CHAPTER LX.
"She is right, perhaps," Willibald said, half aloud, as his mother vanished; "but she will be unhappy alone, and without the long-accustomed activity. I know that she will not be able to bear the enforced rest. You ought to have begged her to remain, too, Marietta."
The young wife laid her curly head upon her husband's shoulder and looked at him roguishly.
"Oh, no; I shall do something better. I shall see to it that mamma does not get unhappy when she leaves us."
"You? How will you do that?"
"Quite easily. I shall marry mamma off."
"But, Marietta, what are you thinking of?"
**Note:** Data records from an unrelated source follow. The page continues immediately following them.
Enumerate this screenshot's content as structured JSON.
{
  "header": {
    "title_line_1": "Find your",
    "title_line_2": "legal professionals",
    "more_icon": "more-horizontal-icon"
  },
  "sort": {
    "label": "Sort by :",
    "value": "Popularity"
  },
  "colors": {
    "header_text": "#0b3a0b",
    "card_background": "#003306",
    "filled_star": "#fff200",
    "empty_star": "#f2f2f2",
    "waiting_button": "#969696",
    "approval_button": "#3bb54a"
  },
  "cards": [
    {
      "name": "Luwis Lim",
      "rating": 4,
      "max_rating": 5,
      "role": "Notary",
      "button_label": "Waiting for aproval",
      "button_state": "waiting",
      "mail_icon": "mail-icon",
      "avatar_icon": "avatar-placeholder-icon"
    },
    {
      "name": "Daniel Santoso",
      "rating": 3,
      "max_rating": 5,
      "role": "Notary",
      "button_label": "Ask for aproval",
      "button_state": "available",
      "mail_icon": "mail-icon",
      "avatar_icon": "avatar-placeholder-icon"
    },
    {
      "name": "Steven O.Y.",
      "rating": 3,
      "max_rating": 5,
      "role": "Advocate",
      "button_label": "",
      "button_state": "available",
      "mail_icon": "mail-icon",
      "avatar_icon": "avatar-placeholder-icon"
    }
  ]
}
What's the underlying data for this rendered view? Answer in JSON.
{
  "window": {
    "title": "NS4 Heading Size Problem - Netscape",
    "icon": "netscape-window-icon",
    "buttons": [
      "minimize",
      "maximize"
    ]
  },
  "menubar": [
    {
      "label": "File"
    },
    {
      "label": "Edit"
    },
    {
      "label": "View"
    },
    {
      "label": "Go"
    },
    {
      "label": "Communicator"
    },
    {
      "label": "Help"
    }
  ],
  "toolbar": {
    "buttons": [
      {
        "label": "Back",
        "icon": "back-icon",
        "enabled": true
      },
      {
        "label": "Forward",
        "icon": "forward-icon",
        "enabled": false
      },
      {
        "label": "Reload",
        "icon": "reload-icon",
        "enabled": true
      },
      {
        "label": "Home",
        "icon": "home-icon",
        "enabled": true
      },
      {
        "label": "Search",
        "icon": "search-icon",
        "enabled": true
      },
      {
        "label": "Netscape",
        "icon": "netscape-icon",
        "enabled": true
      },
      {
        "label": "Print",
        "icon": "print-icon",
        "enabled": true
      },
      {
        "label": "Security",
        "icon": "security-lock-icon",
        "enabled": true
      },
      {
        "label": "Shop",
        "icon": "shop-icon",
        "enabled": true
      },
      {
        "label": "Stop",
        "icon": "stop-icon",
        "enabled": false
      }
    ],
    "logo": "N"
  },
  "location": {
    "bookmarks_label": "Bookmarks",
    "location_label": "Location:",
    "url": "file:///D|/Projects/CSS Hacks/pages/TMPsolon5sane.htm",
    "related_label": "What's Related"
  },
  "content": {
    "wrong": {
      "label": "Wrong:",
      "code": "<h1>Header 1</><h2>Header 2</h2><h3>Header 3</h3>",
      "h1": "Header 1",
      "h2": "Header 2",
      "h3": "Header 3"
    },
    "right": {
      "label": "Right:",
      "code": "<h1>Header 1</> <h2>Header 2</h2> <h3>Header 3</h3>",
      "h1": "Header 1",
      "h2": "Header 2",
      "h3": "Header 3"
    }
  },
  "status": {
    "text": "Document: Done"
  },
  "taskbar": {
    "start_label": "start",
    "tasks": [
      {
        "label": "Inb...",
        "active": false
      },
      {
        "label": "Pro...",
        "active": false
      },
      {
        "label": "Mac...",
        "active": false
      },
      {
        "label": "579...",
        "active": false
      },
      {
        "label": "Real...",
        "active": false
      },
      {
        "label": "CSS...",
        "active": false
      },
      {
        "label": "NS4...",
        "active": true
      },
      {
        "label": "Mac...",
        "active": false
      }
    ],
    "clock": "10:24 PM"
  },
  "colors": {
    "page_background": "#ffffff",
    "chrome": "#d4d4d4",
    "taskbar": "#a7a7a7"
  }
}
"Oh, you wise Willy; have you really not noticed anything?" laughed Marietta, and it was the old, silvery laugh with which she had bewitched him at Waldhofen. "And you do not know why Uncle Schonan was in such a grim temper when we saw him in Berlin three days ago? And why he did not want to come to Burgsdorf at all, although we begged him so much? Mamma did not ask him, because she feared a renewed proposal. He understood it, and consequently he was so angry. I have known all about it ever so long; even at the time when mamma came to us at Waldhofen, and he told her so fiercely that she would only use him as a secondary person at a wedding. I saw then that he would like to be one of the principals. Willy, you are making a superb face now! You look exactly as you did at the beginning of our acquaintance."
The young lord did not, indeed, look very intellectual in his boundless surprise. He had never considered the possibility of his mother marrying again, and to her brother-in-law, besides! But it broke upon him that this was an excellent solution of the difficulty.
"Marietta, you are surpassingly clever!" he cried, looking with the greatest admiration at his wife, who accepted the homage with much satisfaction.